To Evan, discipling his musicians is a natural extension of going through life with them. “We try very hard not to be program-driven.” But there are specific ways he counsels those in his care. “Artists have the tendency to think that they are a gift to the church, that the church needs artists. I feel like one of the best ways to disciple artists is to try and strip away the idolatry of their art. You don’t live for your art. You live for Jesus. And you’re lucky to be able to do art.” Evan doesn’t take the talent in his church for granted, but insists that Door of Hope would be fine without their 48 musicians. “We could have one guy up there with a guitar who leads a hymn and it would be awesome. So I remind my musicians, ‘We don’t need you. You need the church.'”

Door of Hope is full of artists, and Evan often gets asked how to cultivate a church’s creativity. He responds with a chuckle. “You can’t. Unless you are serving a church that is made up of people who are artistic in that particular way. And you shouldn’t want to! A church is responsible for the people who make up the church, and it should not try to be something they don’t consist of.”

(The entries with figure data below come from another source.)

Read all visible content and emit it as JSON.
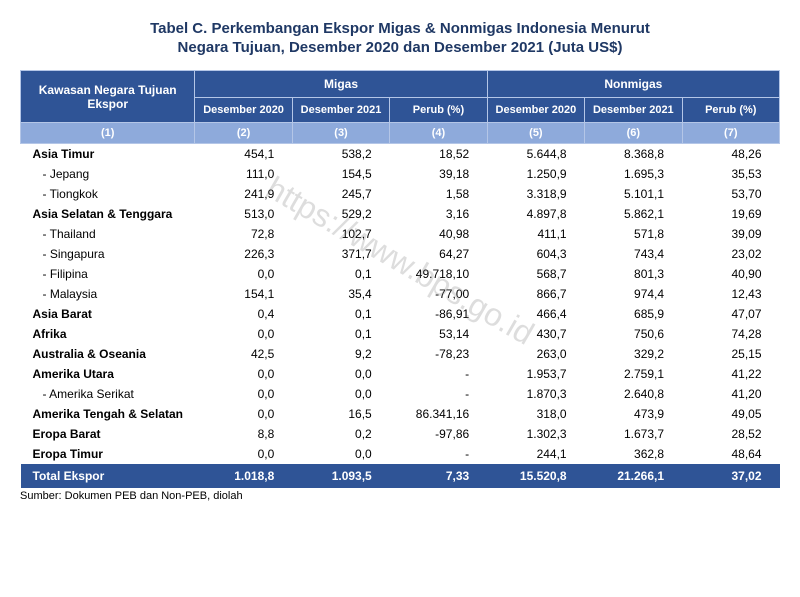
{
  "title_line1": "Tabel C.   Perkembangan Ekspor Migas & Nonmigas Indonesia Menurut",
  "title_line2": "Negara Tujuan,  Desember 2020 dan  Desember 2021 (Juta US$)",
  "watermark": "https://www.bps.go.id",
  "source": "Sumber: Dokumen PEB dan Non-PEB, diolah",
  "header": {
    "rowhead": "Kawasan Negara Tujuan Ekspor",
    "group_migas": "Migas",
    "group_nonmigas": "Nonmigas",
    "des2020": "Desember 2020",
    "des2021": "Desember 2021",
    "perub": "Perub (%)",
    "n1": "(1)",
    "n2": "(2)",
    "n3": "(3)",
    "n4": "(4)",
    "n5": "(5)",
    "n6": "(6)",
    "n7": "(7)"
  },
  "rows": [
    {
      "label": "Asia Timur",
      "indent": 0,
      "m20": "454,1",
      "m21": "538,2",
      "mp": "18,52",
      "n20": "5.644,8",
      "n21": "8.368,8",
      "np": "48,26"
    },
    {
      "label": "-    Jepang",
      "indent": 1,
      "m20": "111,0",
      "m21": "154,5",
      "mp": "39,18",
      "n20": "1.250,9",
      "n21": "1.695,3",
      "np": "35,53"
    },
    {
      "label": "-    Tiongkok",
      "indent": 1,
      "m20": "241,9",
      "m21": "245,7",
      "mp": "1,58",
      "n20": "3.318,9",
      "n21": "5.101,1",
      "np": "53,70"
    },
    {
      "label": "Asia Selatan & Tenggara",
      "indent": 0,
      "m20": "513,0",
      "m21": "529,2",
      "mp": "3,16",
      "n20": "4.897,8",
      "n21": "5.862,1",
      "np": "19,69"
    },
    {
      "label": "-    Thailand",
      "indent": 1,
      "m20": "72,8",
      "m21": "102,7",
      "mp": "40,98",
      "n20": "411,1",
      "n21": "571,8",
      "np": "39,09"
    },
    {
      "label": "-    Singapura",
      "indent": 1,
      "m20": "226,3",
      "m21": "371,7",
      "mp": "64,27",
      "n20": "604,3",
      "n21": "743,4",
      "np": "23,02"
    },
    {
      "label": "-    Filipina",
      "indent": 1,
      "m20": "0,0",
      "m21": "0,1",
      "mp": "49.718,10",
      "n20": "568,7",
      "n21": "801,3",
      "np": "40,90"
    },
    {
      "label": "-    Malaysia",
      "indent": 1,
      "m20": "154,1",
      "m21": "35,4",
      "mp": "-77,00",
      "n20": "866,7",
      "n21": "974,4",
      "np": "12,43"
    },
    {
      "label": "Asia Barat",
      "indent": 0,
      "m20": "0,4",
      "m21": "0,1",
      "mp": "-86,91",
      "n20": "466,4",
      "n21": "685,9",
      "np": "47,07"
    },
    {
      "label": "Afrika",
      "indent": 0,
      "m20": "0,0",
      "m21": "0,1",
      "mp": "53,14",
      "n20": "430,7",
      "n21": "750,6",
      "np": "74,28"
    },
    {
      "label": "Australia & Oseania",
      "indent": 0,
      "m20": "42,5",
      "m21": "9,2",
      "mp": "-78,23",
      "n20": "263,0",
      "n21": "329,2",
      "np": "25,15"
    },
    {
      "label": "Amerika Utara",
      "indent": 0,
      "m20": "0,0",
      "m21": "0,0",
      "mp": "-",
      "n20": "1.953,7",
      "n21": "2.759,1",
      "np": "41,22"
    },
    {
      "label": "-    Amerika Serikat",
      "indent": 1,
      "m20": "0,0",
      "m21": "0,0",
      "mp": "-",
      "n20": "1.870,3",
      "n21": "2.640,8",
      "np": "41,20"
    },
    {
      "label": "Amerika Tengah & Selatan",
      "indent": 0,
      "m20": "0,0",
      "m21": "16,5",
      "mp": "86.341,16",
      "n20": "318,0",
      "n21": "473,9",
      "np": "49,05"
    },
    {
      "label": "Eropa Barat",
      "indent": 0,
      "m20": "8,8",
      "m21": "0,2",
      "mp": "-97,86",
      "n20": "1.302,3",
      "n21": "1.673,7",
      "np": "28,52"
    },
    {
      "label": "Eropa Timur",
      "indent": 0,
      "m20": "0,0",
      "m21": "0,0",
      "mp": "-",
      "n20": "244,1",
      "n21": "362,8",
      "np": "48,64"
    }
  ],
  "total": {
    "label": "Total Ekspor",
    "m20": "1.018,8",
    "m21": "1.093,5",
    "mp": "7,33",
    "n20": "15.520,8",
    "n21": "21.266,1",
    "np": "37,02"
  }
}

But Evan remains very aware of the “stinking good” talent in his church and the number of musicians who are writing songs for the congregation. “This is something that God has blessed Door of Hope with. What are we supposed to do with that? Are we just supposed to sing these songs on Sunday?” It is out of this desire that Evan and Josh White founded Deeper Well Gospel Collective. The label provides an avenue for musicians in the church to grow as recording artists, as well as letting these songs have a reach beyond their congregation.

“There’s something really powerful about having the bulk of the songs that you sing as a community be written by people in that community. They speak to our growth as a church. They’ve come from our experience as a church. There’s something inherently powerful when we sing Wesley Randolph Eader’s song ‘Victory in the Lamb.’ Wesley is a part of our church, and he wrote it while he was at our church.”

During my week in Portland, I attended several Door of Hope music practices. I watched as Evan played his guitar and sang backup harmonies, supporting the musicians who were leading the services. It was obvious that he was there to serve the church and those entrusted to his care. Although I was impressed with their talent, I left the city with a better appreciation of the role of worship and creativity within my own humble church. The instincts of a musician are often at odds with what healthy servant-leadership should look like. Evan Thomas Way’s daily work at Door of Hope and his music career with the Parson Red Heads provide an antithesis to that instinct, and the songs his congregation are writing under his ministry have reached into my own community.

The Parson Red Heads’s latest album, Blurred Harmony, was released on June 9th to critical acclaim. It can be found on music streaming services everywhere, including SoundCloud. Evan’s gospel album, Deeper Well, is also streaming and can be downloaded for free off Deeper Well’s website. You can also hear Evan and the Door of Hope musicians on the church’s SoundCloud account.